Heuristic Exercise for The Document Makeover

Note: This is an ungraded exercise for The Document Makeover, the first major project for Professional Writing, an undergraduate course on workplace writing. This exercise is graded on a point scale: 1 – 5, with 1 being the lowest score and 5 being the highest.

Considering the questions below will help you plan document revisions for The Document Makeover and the memo to the instructor justifying design, content, and editorial choices.

The questions below are intended to serve as a heuristic–i.e., as an invention tool. Considering these questions will help you begin the process of rethinking the design of the original syllabus from a rhetorical perspective

designed to help you engage in critique and of a syllabus.


  • Who was the audience for the syllabus? Were there multiple audiences? Was the syllabus developed with diverse audiences in mind?
  • Who is your target audience for the revised document? Why did you choose that audience?
    • Here you may want to read about audience and consider the user characteristics defined by the Home Office (see Designing for Accessibility Posters):
      • users on the autistic spectrum
      • users who will read solely online, maybe only via phone
      • users with low vision
      • users with dyslexia
      • users with physical or motor disabilities
      • users who are deaf or hard of hearing
      • users with anxiety
      • users who underprepared.
    • Or, consider your unique experience as a student and learner. Consider defining another user group to address as your audience for this project. For instance, can you imagine
      • users who have poor digital literacy competencies?
      • users who are underprepared for a course?
  • Is any new preliminary research is needed in order to tailor the content of the document to your new audience?
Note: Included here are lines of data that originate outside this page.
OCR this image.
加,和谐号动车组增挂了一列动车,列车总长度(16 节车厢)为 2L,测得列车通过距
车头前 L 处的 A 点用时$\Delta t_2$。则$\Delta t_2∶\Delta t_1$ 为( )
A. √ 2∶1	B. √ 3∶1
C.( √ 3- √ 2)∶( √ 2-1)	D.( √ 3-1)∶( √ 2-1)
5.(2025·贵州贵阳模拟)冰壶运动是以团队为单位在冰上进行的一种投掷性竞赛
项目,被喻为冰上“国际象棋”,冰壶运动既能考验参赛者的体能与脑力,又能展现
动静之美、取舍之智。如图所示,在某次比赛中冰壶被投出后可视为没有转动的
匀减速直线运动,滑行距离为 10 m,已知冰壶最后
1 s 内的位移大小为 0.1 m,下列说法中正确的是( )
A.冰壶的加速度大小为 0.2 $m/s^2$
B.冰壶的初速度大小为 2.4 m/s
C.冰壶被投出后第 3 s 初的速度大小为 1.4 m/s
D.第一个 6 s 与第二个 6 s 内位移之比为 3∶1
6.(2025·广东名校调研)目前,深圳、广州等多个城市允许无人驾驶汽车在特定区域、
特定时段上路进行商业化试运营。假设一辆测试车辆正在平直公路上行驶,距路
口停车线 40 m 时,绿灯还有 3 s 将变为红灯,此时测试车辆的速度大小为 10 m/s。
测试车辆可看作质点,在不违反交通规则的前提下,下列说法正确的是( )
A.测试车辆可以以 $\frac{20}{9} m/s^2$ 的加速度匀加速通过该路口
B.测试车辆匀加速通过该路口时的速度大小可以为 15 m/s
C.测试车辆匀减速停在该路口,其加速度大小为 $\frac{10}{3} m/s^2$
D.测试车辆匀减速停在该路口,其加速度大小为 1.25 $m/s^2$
What work can you do to do in order to ensure the revised document connects with the intended audience and purpose?


  • What was the purpose for the original syllabus?
  • Given the change in audience (and perhaps medium), do you anticipate purpose evolving for the revised syllabus?


Consider how principles of design inform your document makeover.

A business and technical writing style, as opposed to an essay-writing style, leans on visual rhetoric and document design rather than long paragraphs of discourse. Next week, we will focus more on what distinguishes professional writing from academic prose. For now, though, it’s not too soon to consider how you will use headings, subheadings, bullets, lists, and visuals to redesign the syllabus.

Here, you may find it useful to review Memos by Lee Ann Hodges for an overview of the memo format. You may find the short article on visual rhetoric to be inspiring as well.